Positive impacts of presence and AI in telerobotic surgery

[While there is good reason to be concerned about and address potential negative impacts of presence, especially when fast-evolving technologies including artificial intelligence are involved, there are also many potential positive impacts. This story from R&D World describes some extremely important positive impacts in the context of telerobotic surgery. See the original version of the story for a larger version of the graphic below and five additional images. –Matthew]

[Image: Intuitive’s telecollaboration roadmap spans today’s remote case observation and telementoring to a future vision of intraoperative consultation, where a remote surgeon could join a live case from a second console. Remote dual console collaboration is still in development and not yet FDA cleared. Credit: Intuitive]

A surgeon and Intuitive exec explain what da Vinci 5’s 10,000x computing leap actually looks like, inside and outside the OR

By Brian Buntz
April 1, 2026

Minutes after stepping off a Southwest flight in San Jose, the surgeon Douglas Stoddard, Director of Surgery and Robotics, CHRISTUS Health, was in an operating room in San Marcos, Texas. His colleague had an elderly woman on the table with a perforated gastric ulcer, a case he had always done open, meaning a large incision, ten days in the hospital, and what Stoddard described as a meaningful chance of not making it. Stoddard pulled up a chair at the gate, connected through Intuitive’s telepresence system on the da Vinci 5, and talked him through port placement and the repair in about 30 minutes, he explained. “You took the fear away from me,” his colleague told him afterward. The patient went home the next morning.

Stoddard told that story the following day on stage at NVIDIA GTC 2026, alongside Tony Jarc, VP of Digital and AI/ML, Intuitive. Intuitive now has more than 12,000 systems in hospitals globally and says more than 20.4 million cumulative procedures have been performed using its technology, roughly 8,700 a day. Da Vinci 5, the latest-generation system, delivers 10,000 times the computing power of its predecessor, the da Vinci Xi, with computing architecture built in partnership with NVIDIA using technologies including the Blackwell platform, Clara, and Omniverse. The added compute supports new capabilities, including force sensing at the instrument tip. Intuitive’s Case Insights platform uses da Vinci system data, video, and kinematic movement data to provide post-procedure analytics with machine-learning phase segmentation and objective performance metrics.

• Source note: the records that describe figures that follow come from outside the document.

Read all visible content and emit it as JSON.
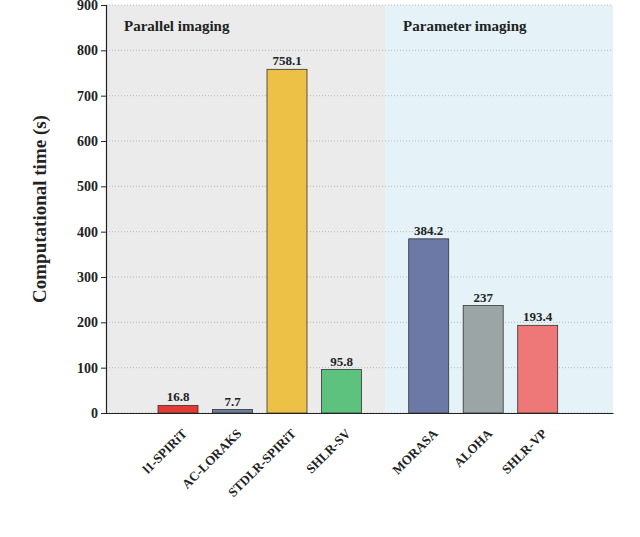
{
  "chart_data": {
    "type": "bar",
    "y_label": "Computational time (s)",
    "categories": [
      "l1-SPIRiT",
      "AC-LORAKS",
      "STDLR-SPIRiT",
      "SHLR-SV",
      "MORASA",
      "ALOHA",
      "SHLR-VP"
    ],
    "values": [
      16.8,
      7.7,
      758.1,
      95.8,
      384.2,
      237,
      193.4
    ],
    "colors": [
      "#e23b34",
      "#6c7d9e",
      "#ecc145",
      "#5ec27f",
      "#6c78a6",
      "#9ba5a6",
      "#ee7878"
    ],
    "ylim": [
      0,
      900
    ],
    "yticks": [
      0,
      100,
      200,
      300,
      400,
      500,
      600,
      700,
      800,
      900
    ],
    "grid": true,
    "data_labels": true,
    "groups": [
      {
        "name": "Parallel imaging",
        "color": "#ebebeb",
        "categories": [
          "l1-SPIRiT",
          "AC-LORAKS",
          "STDLR-SPIRiT",
          "SHLR-SV"
        ]
      },
      {
        "name": "Parameter imaging",
        "color": "#e5f3f8",
        "categories": [
          "MORASA",
          "ALOHA",
          "SHLR-VP"
        ]
      }
    ]
  }
}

Before da Vinci 5, Stoddard said, feedback after a surgery could be something of an enigma. He recalls a supervising surgeon who would yell at him mid-case, then put an arm around him afterward and say, “Well, Doug, that went well. Let’s get some soup.” That was the debrief. The Xi generation let him pull down video to a hard drive, but the process was unreliable and rarely worth the effort. “Before DV5, I don’t think I could have found the spot in the video to review,” he said.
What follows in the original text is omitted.